Many more young people identify as queer—23% of Gen Z, compared with 5% of Gen X, according to Gallup—and traditional finance advice doesn’t always land well. “Personal finance has tones of purity culture,” Wolny says, “which grates with queer culture—it’s more out and proud.” According to PW’s review of the book, “Readers seeking a fresh, culturally aware guide to financial wellness will find this as entertaining as it is instructive.”

Planet Money, like the public radio show of the same name, aims to show how economic forces shape readers’ financial lives. It’s a two-part project, says Norton VP and executive editor Tom Mayer. The book, due from Norton in April 2026, is credited to Alex Mayyasi and the hosts of NPR’s Planet Money, and was written to help readers understand the economy overall; in the lead-up to its publication, an episode of the show will explore the publishing industry, with the book as the use case. In 2026 or 2027, Norton will release a series of courseware modules called Principles of Economics, using examples from the Planet Money podcast that college instructors can assign to their students.
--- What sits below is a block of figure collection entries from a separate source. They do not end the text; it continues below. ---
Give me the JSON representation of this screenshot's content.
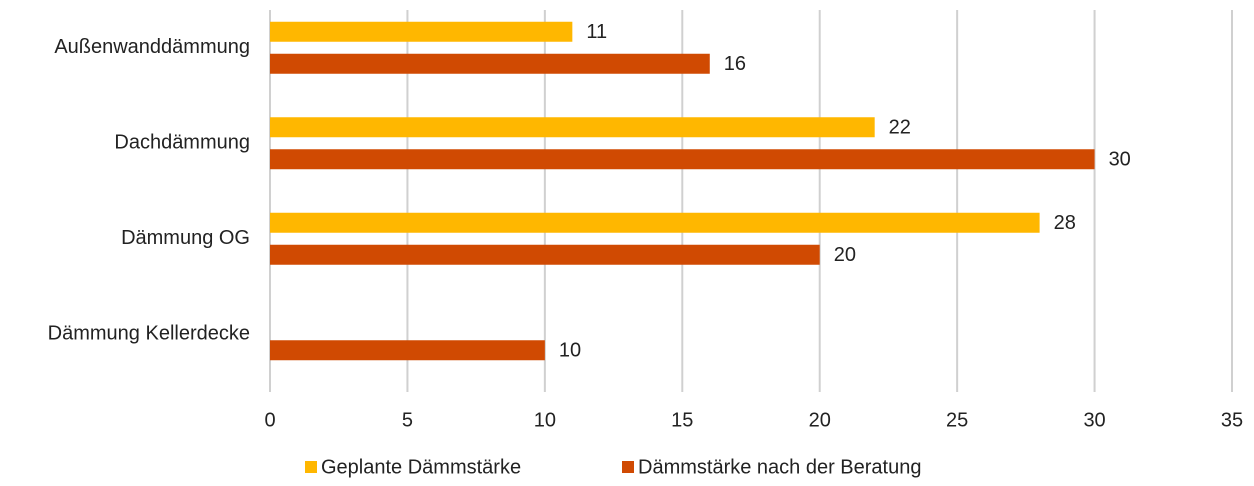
{
  "chart_data": {
    "type": "barh",
    "categories": [
      "Außenwanddämmung",
      "Dachdämmung",
      "Dämmung OG",
      "Dämmung Kellerdecke"
    ],
    "series": [
      {
        "name": "Geplante Dämmstärke",
        "color": "#ffb700",
        "values": [
          11,
          22,
          28,
          null
        ]
      },
      {
        "name": "Dämmstärke nach der Beratung",
        "color": "#d04a02",
        "values": [
          16,
          30,
          20,
          10
        ]
      }
    ],
    "xlim": [
      0,
      35
    ],
    "xticks": [
      0,
      5,
      10,
      15,
      20,
      25,
      30,
      35
    ],
    "grid": true,
    "legend": "bottom"
  }
}
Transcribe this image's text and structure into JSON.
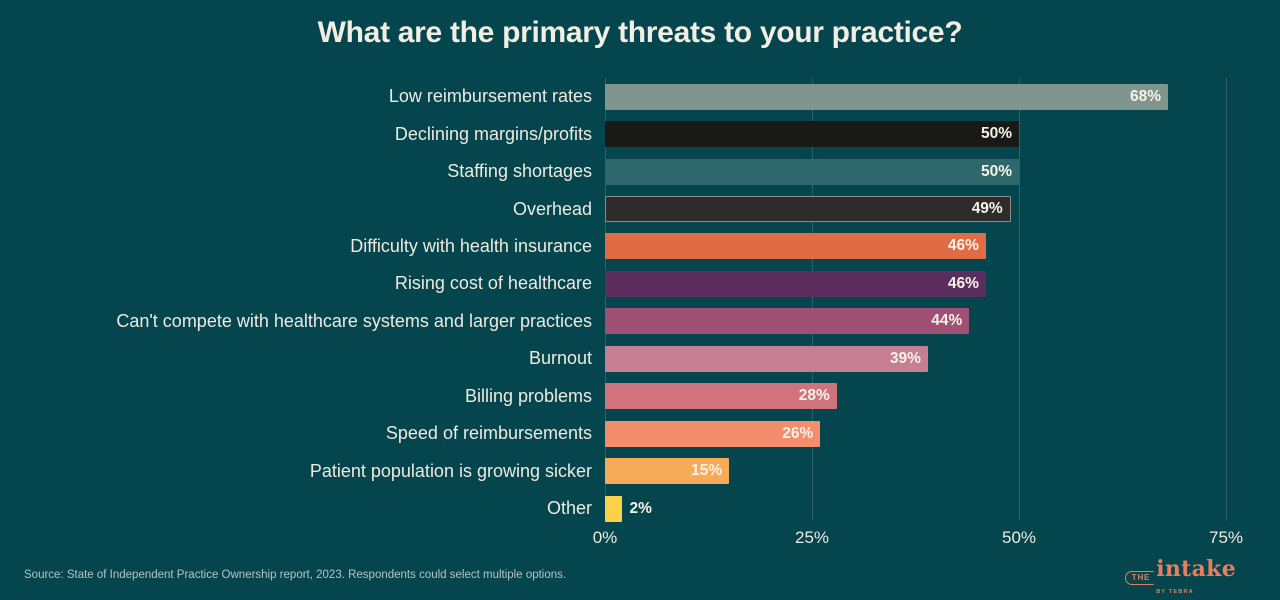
{
  "title": "What are the primary threats to your practice?",
  "colors": {
    "background": "#04454e",
    "grid": "rgba(255,255,255,0.16)",
    "title_text": "#f3eee3",
    "label_text": "#efeade",
    "value_text": "#f7f2e7",
    "source_text": "#b7c5c3",
    "logo": "#e87e5e"
  },
  "chart_data": {
    "type": "bar",
    "orientation": "horizontal",
    "title": "What are the primary threats to your practice?",
    "categories": [
      "Low reimbursement rates",
      "Declining margins/profits",
      "Staffing shortages",
      "Overhead",
      "Difficulty with health insurance",
      "Rising cost of healthcare",
      "Can't compete with healthcare systems and larger practices",
      "Burnout",
      "Billing problems",
      "Speed of reimbursements",
      "Patient population is growing sicker",
      "Other"
    ],
    "values": [
      68,
      50,
      50,
      49,
      46,
      46,
      44,
      39,
      28,
      26,
      15,
      2
    ],
    "value_labels": [
      "68%",
      "50%",
      "50%",
      "49%",
      "46%",
      "46%",
      "44%",
      "39%",
      "28%",
      "26%",
      "15%",
      "2%"
    ],
    "bar_colors": [
      "#7f958d",
      "#191917",
      "#2e686c",
      "#2e2c2a",
      "#e06c46",
      "#5c2e60",
      "#a04f75",
      "#c67e93",
      "#d0737d",
      "#f48d6d",
      "#f8ab57",
      "#fbd14b"
    ],
    "bordered_bar_indices": [
      3
    ],
    "border_color": "rgba(255,255,255,0.45)",
    "x_ticks": [
      {
        "value": 0,
        "label": "0%"
      },
      {
        "value": 25,
        "label": "25%"
      },
      {
        "value": 50,
        "label": "50%"
      },
      {
        "value": 75,
        "label": "75%"
      }
    ],
    "xlim": [
      0,
      76
    ],
    "xlabel": "",
    "ylabel": "",
    "grid": "vertical",
    "legend": "none"
  },
  "footer": {
    "source_note": "Source: State of Independent Practice Ownership report, 2023. Respondents could select multiple options.",
    "logo": {
      "the": "THE",
      "name": "intake",
      "byline": "BY TEBRA"
    }
  }
}
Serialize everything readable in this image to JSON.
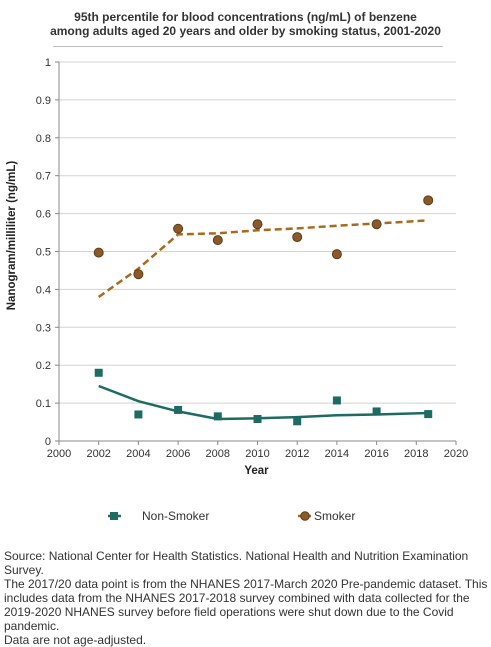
{
  "title_lines": [
    "95th percentile for blood concentrations (ng/mL) of benzene",
    "among adults aged 20 years and older by smoking status, 2001-2020"
  ],
  "source_lines": [
    "Source: National Center for Health Statistics. National Health and Nutrition Examination Survey.",
    "The 2017/20 data point is from the NHANES 2017-March 2020 Pre-pandemic dataset. This includes data from the NHANES 2017-2018 survey combined with data collected for the 2019-2020 NHANES survey before field operations were shut down due to the Covid pandemic.",
    "Data are not age-adjusted."
  ],
  "colors": {
    "non_smoker": "#1d6b62",
    "smoker_fill": "#8b5a2b",
    "smoker_edge": "#5e3b16",
    "smoker_trend": "#a86a1c",
    "grid": "#d3d3d3",
    "axis": "#888888"
  },
  "chart_data": {
    "type": "scatter",
    "xlabel": "Year",
    "ylabel": "Nanogram/milliliter (ng/mL)",
    "xlim": [
      2000,
      2020
    ],
    "ylim": [
      0,
      1
    ],
    "xticks": [
      2000,
      2002,
      2004,
      2006,
      2008,
      2010,
      2012,
      2014,
      2016,
      2018,
      2020
    ],
    "yticks": [
      0,
      0.1,
      0.2,
      0.3,
      0.4,
      0.5,
      0.6,
      0.7,
      0.8,
      0.9,
      1
    ],
    "ytick_labels": [
      "0",
      "0.1",
      "0.2",
      "0.3",
      "0.4",
      "0.5",
      "0.6",
      "0.7",
      "0.8",
      "0.9",
      "1"
    ],
    "grid": "horizontal",
    "legend_position": "bottom",
    "series": [
      {
        "name": "Non-Smoker",
        "marker": "square",
        "points": [
          [
            2002,
            0.18
          ],
          [
            2004,
            0.07
          ],
          [
            2006,
            0.082
          ],
          [
            2008,
            0.065
          ],
          [
            2010,
            0.058
          ],
          [
            2012,
            0.052
          ],
          [
            2014,
            0.107
          ],
          [
            2016,
            0.078
          ],
          [
            2018.6,
            0.071
          ]
        ],
        "trend": [
          [
            2002,
            0.145
          ],
          [
            2004,
            0.105
          ],
          [
            2006,
            0.078
          ],
          [
            2008,
            0.058
          ],
          [
            2010,
            0.06
          ],
          [
            2012,
            0.063
          ],
          [
            2014,
            0.068
          ],
          [
            2016,
            0.07
          ],
          [
            2018.6,
            0.074
          ]
        ]
      },
      {
        "name": "Smoker",
        "marker": "circle",
        "points": [
          [
            2002,
            0.497
          ],
          [
            2004,
            0.44
          ],
          [
            2006,
            0.56
          ],
          [
            2008,
            0.53
          ],
          [
            2010,
            0.572
          ],
          [
            2012,
            0.538
          ],
          [
            2014,
            0.493
          ],
          [
            2016,
            0.572
          ],
          [
            2018.6,
            0.635
          ]
        ],
        "trend": [
          [
            2002,
            0.38
          ],
          [
            2004,
            0.455
          ],
          [
            2006,
            0.545
          ],
          [
            2008,
            0.548
          ],
          [
            2010,
            0.556
          ],
          [
            2012,
            0.561
          ],
          [
            2014,
            0.568
          ],
          [
            2016,
            0.574
          ],
          [
            2018.6,
            0.582
          ]
        ]
      }
    ]
  }
}
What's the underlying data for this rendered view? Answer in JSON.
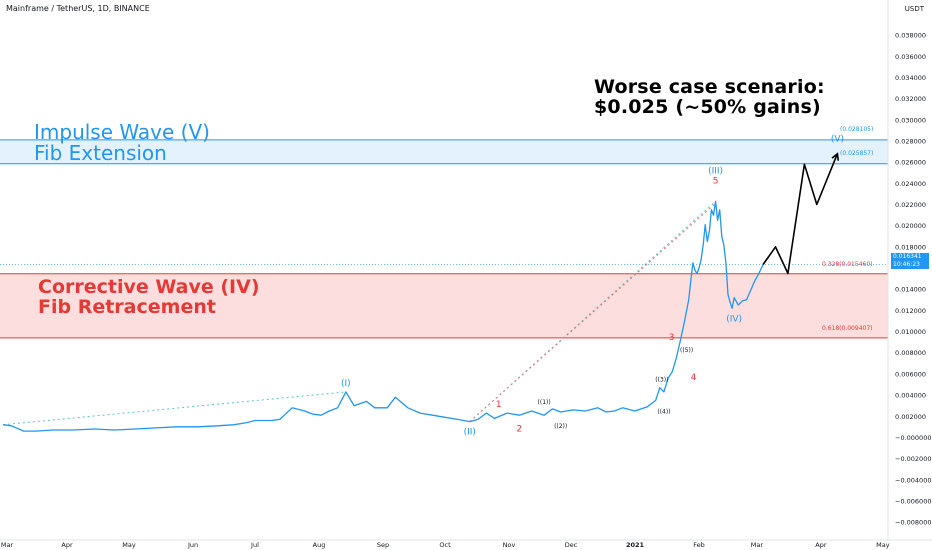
{
  "header": {
    "symbol": "Mainframe / TetherUS, 1D, BINANCE",
    "currency": "USDT"
  },
  "annotations": {
    "impulse_line1": "Impulse Wave (V)",
    "impulse_line2": "Fib Extension",
    "corrective_line1": "Corrective Wave (IV)",
    "corrective_line2": "Fib Retracement",
    "worse_line1": "Worse case scenario:",
    "worse_line2": "$0.025 (~50% gains)"
  },
  "fib_levels": {
    "upper_top": "(0.028105)",
    "upper_bottom": "(0.025857)",
    "lower_top": "0.328(0.015460)",
    "lower_bottom": "0.618(0.009407)"
  },
  "current_price": {
    "value": "0.016341",
    "countdown": "10:46:23"
  },
  "colors": {
    "price_line": "#2196f3",
    "impulse_zone": "#2196f3",
    "corrective_zone": "#e53935",
    "projection": "#000000"
  },
  "chart_data": {
    "type": "line",
    "title": "Mainframe / TetherUS, 1D, BINANCE",
    "xlabel": "",
    "ylabel": "USDT",
    "ylim": [
      -0.0095,
      0.04
    ],
    "grid": false,
    "x_tick_labels": [
      "Mar",
      "Apr",
      "May",
      "Jun",
      "Jul",
      "Aug",
      "Sep",
      "Oct",
      "Nov",
      "Dec",
      "2021",
      "Feb",
      "Mar",
      "Apr",
      "May"
    ],
    "x_tick_positions": [
      0,
      31,
      61,
      92,
      122,
      153,
      184,
      214,
      245,
      275,
      306,
      337,
      365,
      396,
      426
    ],
    "y_tick_labels": [
      "0.038000",
      "0.036000",
      "0.034000",
      "0.032000",
      "0.030000",
      "0.028000",
      "0.026000",
      "0.024000",
      "0.022000",
      "0.020000",
      "0.018000",
      "0.014000",
      "0.012000",
      "0.010000",
      "0.008000",
      "0.006000",
      "0.004000",
      "0.002000",
      "−0.000000",
      "−0.002000",
      "−0.004000",
      "−0.006000",
      "−0.008000"
    ],
    "series": [
      {
        "x": [
          0,
          4,
          10,
          16,
          24,
          34,
          44,
          54,
          64,
          74,
          84,
          94,
          104,
          112,
          118,
          122,
          126,
          130,
          134,
          140,
          146,
          150,
          154,
          158,
          162,
          166,
          170,
          176,
          180,
          186,
          190,
          196,
          202,
          208,
          214,
          220,
          226,
          230,
          234,
          238,
          244,
          250,
          256,
          262,
          266,
          270,
          276,
          282,
          288,
          292,
          296,
          300,
          306,
          312,
          316,
          318,
          320,
          322,
          324,
          326,
          328,
          330,
          332,
          333,
          334,
          335,
          336,
          337,
          338,
          339,
          340,
          341,
          342,
          343,
          344,
          345,
          346,
          347,
          348,
          349,
          350,
          351,
          352,
          353,
          354,
          356,
          358,
          360,
          362,
          364,
          366,
          368
        ],
        "values": [
          0.0012,
          0.0011,
          0.0006,
          0.0006,
          0.0007,
          0.0007,
          0.0008,
          0.0007,
          0.0008,
          0.0009,
          0.001,
          0.001,
          0.0011,
          0.0012,
          0.0014,
          0.0016,
          0.0016,
          0.0016,
          0.0017,
          0.0028,
          0.0025,
          0.0022,
          0.0021,
          0.0025,
          0.0028,
          0.0043,
          0.003,
          0.0034,
          0.0028,
          0.0028,
          0.0038,
          0.0028,
          0.0023,
          0.0021,
          0.0019,
          0.0017,
          0.0015,
          0.0017,
          0.0023,
          0.0018,
          0.0023,
          0.0021,
          0.0025,
          0.0021,
          0.0027,
          0.0024,
          0.0026,
          0.0025,
          0.0028,
          0.0024,
          0.0025,
          0.0028,
          0.0025,
          0.0029,
          0.0035,
          0.0047,
          0.0043,
          0.0056,
          0.0062,
          0.0075,
          0.0092,
          0.011,
          0.013,
          0.0148,
          0.0165,
          0.0158,
          0.0155,
          0.016,
          0.0168,
          0.0182,
          0.0201,
          0.0185,
          0.0195,
          0.0215,
          0.021,
          0.0223,
          0.0205,
          0.0215,
          0.019,
          0.0182,
          0.0165,
          0.0135,
          0.0128,
          0.0122,
          0.0132,
          0.0125,
          0.0129,
          0.013,
          0.0139,
          0.0148,
          0.0155,
          0.016341
        ]
      },
      {
        "name": "",
        "x": [
          368,
          374,
          380,
          388,
          394,
          404
        ],
        "values": [
          0.016341,
          0.018,
          0.0155,
          0.0258,
          0.022,
          0.0268
        ]
      }
    ],
    "zones": [
      {
        "low": 0.025857,
        "high": 0.028105
      },
      {
        "low": 0.009407,
        "high": 0.01546
      }
    ],
    "wave_labels": [
      {
        "text": "(I)",
        "x": 166,
        "y": 0.0043,
        "pos": "above",
        "color": "blue"
      },
      {
        "text": "(II)",
        "x": 226,
        "y": 0.0015,
        "pos": "below",
        "color": "blue"
      },
      {
        "text": "(III)",
        "x": 345,
        "y": 0.0223,
        "pos": "above",
        "color": "blue"
      },
      {
        "text": "(IV)",
        "x": 354,
        "y": 0.0122,
        "pos": "below",
        "color": "blue"
      },
      {
        "text": "(V)",
        "x": 404,
        "y": 0.0268,
        "pos": "above",
        "color": "blue"
      },
      {
        "text": "1",
        "x": 240,
        "y": 0.0023,
        "pos": "above",
        "color": "red"
      },
      {
        "text": "2",
        "x": 250,
        "y": 0.0018,
        "pos": "below",
        "color": "red"
      },
      {
        "text": "3",
        "x": 328,
        "y": 0.0092,
        "pos": "left",
        "color": "red"
      },
      {
        "text": "4",
        "x": 330,
        "y": 0.0062,
        "pos": "right",
        "color": "red"
      },
      {
        "text": "5",
        "x": 345,
        "y": 0.0223,
        "pos": "above",
        "color": "red"
      },
      {
        "text": "((1))",
        "x": 262,
        "y": 0.0026,
        "pos": "above",
        "color": "black"
      },
      {
        "text": "((2))",
        "x": 270,
        "y": 0.0021,
        "pos": "below",
        "color": "black"
      },
      {
        "text": "((3))",
        "x": 319,
        "y": 0.0047,
        "pos": "above",
        "color": "black"
      },
      {
        "text": "((4))",
        "x": 320,
        "y": 0.0035,
        "pos": "below",
        "color": "black"
      },
      {
        "text": "((5))",
        "x": 331,
        "y": 0.0075,
        "pos": "above",
        "color": "black"
      }
    ]
  }
}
The book, Mayer says, guides readers toward understanding their own finances by getting a better handle on the big picture. As with other titles discussed in this article, the idea is to give readers the information they need to make good decisions, he explains. “Once you understand how the economy works, it gives you more confidence to go into the world and navigate whatever might come.”

Liz Scheier is a writer, editor, and product strategist living in Washington, D.C. She is the author of the memoir Never Simple.